1 – Os mais velhos resíduos do mundo foram encontrados na África do Sul e têm cerca de 140 mil anos de idade. Esse lixo milenar – que contém ossos, carvão, fezes e resto de cerâmica – oferece informações preciosas sobre os hábitos de vida do homem antigo.
2 – No ano 500 a.C., Atenas criou o primeiro lixão muinicipal, exigindo que os detritos fossem jogados a pelo menos 1,6 quilômetros das muralhas da cidade.
3 – O inventor inglês Peter Durand patenteou a lata de lixo em 1810.
4 – Aterros sanitários representam a maior fonte de metano produzido pelo homem. A cada ano, 7 milhões de toneladas de metano vão parar na atmosfera.
5 – Os americanos produzem 212 milhões de toneladas de lixo por ano, das quais 43 milhões de toneladas são restos de comida.
6 – Isso significa 711 quilos produzidos por habitante a cada ano.
7 – No Brasil, são 88 milhões de toneladas de lixo por ano, ou 470 quilos por habitante.
8 – Das 13.800 toneladas de lixo produzidas por dia na cidade de São Paulo, apenas 1% é reciclado.
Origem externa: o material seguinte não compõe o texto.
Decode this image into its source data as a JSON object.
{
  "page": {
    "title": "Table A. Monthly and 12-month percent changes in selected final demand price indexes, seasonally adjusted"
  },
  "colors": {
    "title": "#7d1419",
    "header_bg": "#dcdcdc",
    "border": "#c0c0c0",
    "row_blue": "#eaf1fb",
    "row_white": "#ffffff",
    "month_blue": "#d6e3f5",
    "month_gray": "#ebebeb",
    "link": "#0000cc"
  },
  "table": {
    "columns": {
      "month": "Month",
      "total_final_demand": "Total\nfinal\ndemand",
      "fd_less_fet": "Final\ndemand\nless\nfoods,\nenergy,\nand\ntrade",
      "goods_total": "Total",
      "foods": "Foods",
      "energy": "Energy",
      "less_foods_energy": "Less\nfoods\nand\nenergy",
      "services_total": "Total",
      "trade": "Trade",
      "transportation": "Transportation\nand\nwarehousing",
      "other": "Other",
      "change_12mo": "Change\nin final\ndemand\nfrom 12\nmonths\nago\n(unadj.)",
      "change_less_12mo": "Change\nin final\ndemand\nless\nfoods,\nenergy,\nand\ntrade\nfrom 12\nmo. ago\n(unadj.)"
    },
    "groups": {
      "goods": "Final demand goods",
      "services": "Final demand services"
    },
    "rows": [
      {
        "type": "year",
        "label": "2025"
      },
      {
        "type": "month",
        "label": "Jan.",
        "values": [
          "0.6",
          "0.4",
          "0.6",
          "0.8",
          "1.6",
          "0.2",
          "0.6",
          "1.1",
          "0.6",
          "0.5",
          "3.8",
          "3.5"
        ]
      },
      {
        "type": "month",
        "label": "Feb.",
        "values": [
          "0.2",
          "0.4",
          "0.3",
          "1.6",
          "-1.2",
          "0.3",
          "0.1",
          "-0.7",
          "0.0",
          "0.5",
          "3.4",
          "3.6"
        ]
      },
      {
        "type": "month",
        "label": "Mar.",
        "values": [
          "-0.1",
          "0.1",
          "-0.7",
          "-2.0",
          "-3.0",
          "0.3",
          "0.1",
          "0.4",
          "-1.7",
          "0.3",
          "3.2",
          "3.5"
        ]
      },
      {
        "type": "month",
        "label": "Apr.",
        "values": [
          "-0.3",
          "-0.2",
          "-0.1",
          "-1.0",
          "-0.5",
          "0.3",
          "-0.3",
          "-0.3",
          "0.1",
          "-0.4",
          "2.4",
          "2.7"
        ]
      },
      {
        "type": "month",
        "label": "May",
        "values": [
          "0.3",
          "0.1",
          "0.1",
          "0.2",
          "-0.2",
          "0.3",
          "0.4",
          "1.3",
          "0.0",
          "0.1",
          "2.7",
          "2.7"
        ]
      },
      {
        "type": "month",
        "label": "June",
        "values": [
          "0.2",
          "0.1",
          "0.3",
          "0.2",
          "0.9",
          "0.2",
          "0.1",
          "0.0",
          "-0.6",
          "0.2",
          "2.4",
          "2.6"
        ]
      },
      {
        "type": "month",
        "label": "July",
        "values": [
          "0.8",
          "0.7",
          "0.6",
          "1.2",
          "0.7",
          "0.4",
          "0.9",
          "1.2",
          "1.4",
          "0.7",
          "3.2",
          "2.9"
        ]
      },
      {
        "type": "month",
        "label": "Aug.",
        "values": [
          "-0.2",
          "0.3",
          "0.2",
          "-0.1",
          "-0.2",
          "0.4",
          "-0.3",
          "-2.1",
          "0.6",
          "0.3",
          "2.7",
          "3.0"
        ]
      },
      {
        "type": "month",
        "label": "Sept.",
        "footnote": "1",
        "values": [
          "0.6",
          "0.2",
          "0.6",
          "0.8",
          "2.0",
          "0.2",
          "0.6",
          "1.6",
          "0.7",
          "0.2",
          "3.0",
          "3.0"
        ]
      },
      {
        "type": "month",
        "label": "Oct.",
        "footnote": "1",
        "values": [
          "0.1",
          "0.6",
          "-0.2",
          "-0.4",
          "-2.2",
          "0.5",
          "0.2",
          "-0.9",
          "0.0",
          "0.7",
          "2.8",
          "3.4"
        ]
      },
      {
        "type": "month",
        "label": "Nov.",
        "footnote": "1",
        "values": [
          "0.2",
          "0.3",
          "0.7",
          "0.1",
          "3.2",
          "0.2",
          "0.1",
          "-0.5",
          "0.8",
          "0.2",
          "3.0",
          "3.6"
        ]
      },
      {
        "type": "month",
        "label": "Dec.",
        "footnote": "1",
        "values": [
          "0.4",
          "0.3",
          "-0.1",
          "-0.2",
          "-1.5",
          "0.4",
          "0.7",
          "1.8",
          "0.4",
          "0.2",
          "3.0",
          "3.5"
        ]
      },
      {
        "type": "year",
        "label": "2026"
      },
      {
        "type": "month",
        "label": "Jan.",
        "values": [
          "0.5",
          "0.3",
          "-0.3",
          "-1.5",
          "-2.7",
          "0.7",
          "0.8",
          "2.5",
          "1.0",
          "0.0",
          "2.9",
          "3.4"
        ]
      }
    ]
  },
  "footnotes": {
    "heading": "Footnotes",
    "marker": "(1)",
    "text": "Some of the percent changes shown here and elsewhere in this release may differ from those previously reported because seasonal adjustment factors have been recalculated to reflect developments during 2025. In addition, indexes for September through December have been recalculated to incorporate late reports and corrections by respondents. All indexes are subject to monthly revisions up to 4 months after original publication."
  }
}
9 – Curitiba é o município brasileiro que mais recicla: 20% de todos os resíduos.
10 – No mundo, o Japão é um dos países que mais reciclam: 50% do lixo é reaproveitado.
11 – Os americanos jogam fora 50 bilhões de latas de alumínio por ano.Todas as latas desse material que foram pra o lixo nos Estados Unidos nas últimas três décadas valem quase US$ 20 bilhões.
12 – No quesito alumínio, o Brasil vai bem: é o país que mais recicla latas no planeta. Em 2004, foram 9 bilhões de latinhas reaproveitadas ou 96% da produção total do país.
13 – Em 2002, o oceanógrafo americano Charles Moore vasculhou uma área de 800 quilômetros quadrados do Oceano Pacífico e encontrou 4,5 quilos de resíduos plásticos flutuando no mar para cada meio quilo de plâncton.